12 Responses to “Drops of Fire Flag”

  1. Gorgeous shots, Judy!

  2. What beautiful shots, and against the odds with their lightness making them restless. And the purple Gallinule, a bird that always fascinates me for its colours

  3. The zig-zag nature of the stems is really unusual. It’s interesting how different the flowers are from our species, too. Ours is Thalia dealbata, or powdery alligator flag. Its flowers cluster, emerging out of a bud that resembles the bird of paradise plant.

    I still haven’t seen a Gallinule, despite person after person saying they’re in the places I frequent. I suspect that I’ve been close, but confused them with the coots, since everyone seems to stay in the reed beds, except when the coots come out to feed and chase one another. Maybe this will be the year I finally find one.

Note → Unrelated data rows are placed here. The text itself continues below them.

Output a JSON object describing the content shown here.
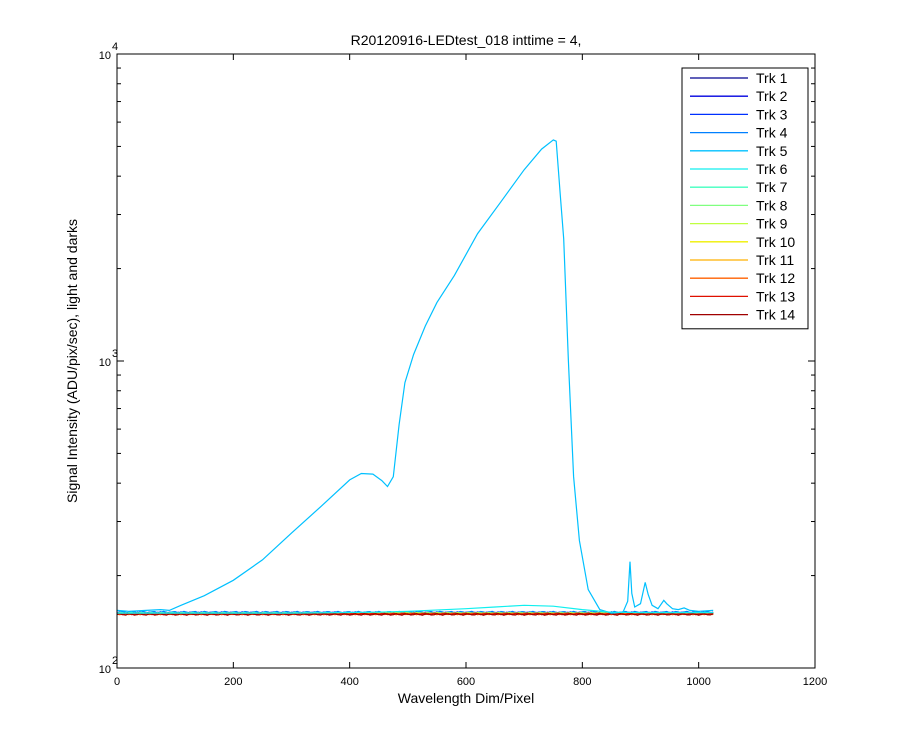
{
  "chart_data": {
    "type": "line",
    "title": "R20120916-LEDtest_018 inttime = 4,",
    "xlabel": "Wavelength Dim/Pixel",
    "ylabel": "Signal Intensity (ADU/pix/sec), light and darks",
    "xlim": [
      0,
      1200
    ],
    "ylim": [
      100,
      10000
    ],
    "yscale": "log",
    "xticks": [
      0,
      200,
      400,
      600,
      800,
      1000,
      1200
    ],
    "yticks": [
      {
        "base": "10",
        "exp": "2",
        "value": 100
      },
      {
        "base": "10",
        "exp": "3",
        "value": 1000
      },
      {
        "base": "10",
        "exp": "4",
        "value": 10000
      }
    ],
    "grid": false,
    "legend_position": "top-right",
    "series": [
      {
        "name": "Trk 1",
        "color": "#00008f",
        "baseline": 151
      },
      {
        "name": "Trk 2",
        "color": "#0000df",
        "baseline": 151
      },
      {
        "name": "Trk 3",
        "color": "#0030ff",
        "baseline": 151.5
      },
      {
        "name": "Trk 4",
        "color": "#0080ff",
        "baseline": 152
      },
      {
        "name": "Trk 5",
        "color": "#00c0ff",
        "points": [
          [
            0,
            154
          ],
          [
            20,
            153
          ],
          [
            50,
            154
          ],
          [
            75,
            155
          ],
          [
            90,
            154
          ],
          [
            110,
            160
          ],
          [
            150,
            172
          ],
          [
            200,
            193
          ],
          [
            250,
            225
          ],
          [
            300,
            275
          ],
          [
            350,
            335
          ],
          [
            400,
            410
          ],
          [
            420,
            430
          ],
          [
            440,
            428
          ],
          [
            455,
            408
          ],
          [
            465,
            390
          ],
          [
            475,
            420
          ],
          [
            485,
            620
          ],
          [
            495,
            850
          ],
          [
            510,
            1050
          ],
          [
            530,
            1300
          ],
          [
            550,
            1550
          ],
          [
            580,
            1900
          ],
          [
            620,
            2600
          ],
          [
            660,
            3300
          ],
          [
            700,
            4200
          ],
          [
            730,
            4900
          ],
          [
            750,
            5250
          ],
          [
            755,
            5200
          ],
          [
            762,
            3500
          ],
          [
            768,
            2500
          ],
          [
            776,
            1000
          ],
          [
            785,
            420
          ],
          [
            795,
            260
          ],
          [
            810,
            180
          ],
          [
            830,
            155
          ],
          [
            850,
            151
          ],
          [
            870,
            152
          ],
          [
            878,
            165
          ],
          [
            882,
            222
          ],
          [
            885,
            175
          ],
          [
            890,
            158
          ],
          [
            900,
            162
          ],
          [
            908,
            190
          ],
          [
            913,
            174
          ],
          [
            920,
            160
          ],
          [
            930,
            156
          ],
          [
            940,
            166
          ],
          [
            945,
            162
          ],
          [
            955,
            156
          ],
          [
            965,
            155
          ],
          [
            975,
            157
          ],
          [
            985,
            154
          ],
          [
            1000,
            153
          ],
          [
            1025,
            154
          ]
        ]
      },
      {
        "name": "Trk 6",
        "color": "#10efef",
        "points": [
          [
            0,
            151
          ],
          [
            100,
            151
          ],
          [
            300,
            151
          ],
          [
            450,
            152
          ],
          [
            500,
            153
          ],
          [
            600,
            156
          ],
          [
            650,
            158
          ],
          [
            700,
            160
          ],
          [
            750,
            159
          ],
          [
            800,
            155
          ],
          [
            850,
            152
          ],
          [
            900,
            151.5
          ],
          [
            1025,
            151.5
          ]
        ]
      },
      {
        "name": "Trk 7",
        "color": "#40ffbf",
        "baseline": 151
      },
      {
        "name": "Trk 8",
        "color": "#80ff80",
        "baseline": 150.5
      },
      {
        "name": "Trk 9",
        "color": "#c0ff40",
        "baseline": 150.5
      },
      {
        "name": "Trk 10",
        "color": "#efef00",
        "baseline": 150.5
      },
      {
        "name": "Trk 11",
        "color": "#ffb000",
        "baseline": 150
      },
      {
        "name": "Trk 12",
        "color": "#ff6000",
        "baseline": 150
      },
      {
        "name": "Trk 13",
        "color": "#df1000",
        "baseline": 150
      },
      {
        "name": "Trk 14",
        "color": "#a00000",
        "baseline": 149.5
      }
    ]
  }
}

    • When I saw that the species is sometimes called Bent Alligator Flag, that made me wonder if it referred the the zig zag nature of the stems. I can see in ours that the buds kind of look like bird of paradise shapes but they don’t line up the same way. The things that separate species, eh?

      I can remember looking for the Purple Gallinules for a long time before seeing any. But once I did see them, I found that they’d show in in the same area sometimes too far away but sometimes close enough for a nice picture. They do like areas with pickerel weed and fire flag plants. Can’t say I’ve ever seen one except around those aquatic plants. You won’t mistake one for the Moorhen as their iridescence is stunning.

      • Ah, ha! I know just where to find them, then.I tend not to go east, to the Anahuac refuge, because you have to get there via Galveston, a ferry ride, and so on. It’s not the hour’s drive that puts me off — it’s sitting in the ferry line. But that refuge has lotus, pickerel weed, and such. It may be that’s where people are seeing them.

      • I guess I have learned as well, you must go to them as they know what they like and stay there!! I look forward to hearing about that trip when you do it. Ferry rides are kind of cool. I suspect photo objects around the ferry to distract you…just don’t miss the boat!! 🙂

      • It’s part of the Texas highway system, actually, and the boats run constantly. The problem with them is that the hordes of tourists and such in good weather can really streeeetch out that wait in line!

      • You must bring a companion in addition to the camera for that day for waiting conversation!!

      • Well, come on! We could have a great time!

      • Tempting!! 🙂

  4. What a perfect description of Alligator Flag – drops of fire! As you pointed out, THE place to find a Purple Gallinule. I’m always amazed at how they cling to a stem and grab seeds even as that stem travels downward under their weight.

    Wonderful photographs!

    • Well those long yellow toes do seem very well adapted to the purpose. But, it is a bit of a tight rope walk as the gallinules reach for the lavender blossoms. That is what the flowers do look like to me..drops of lavendar…..and when the sun hits them late day so the close to ground area is darkish and the blossom drops are lit, it really does look so pretty. Frustrating plants though as those slender stalks won’t sit still very readily!!

      Gallinules like Pickerel Weed too but often the two aquatic species occur near each other. A bountiful feast.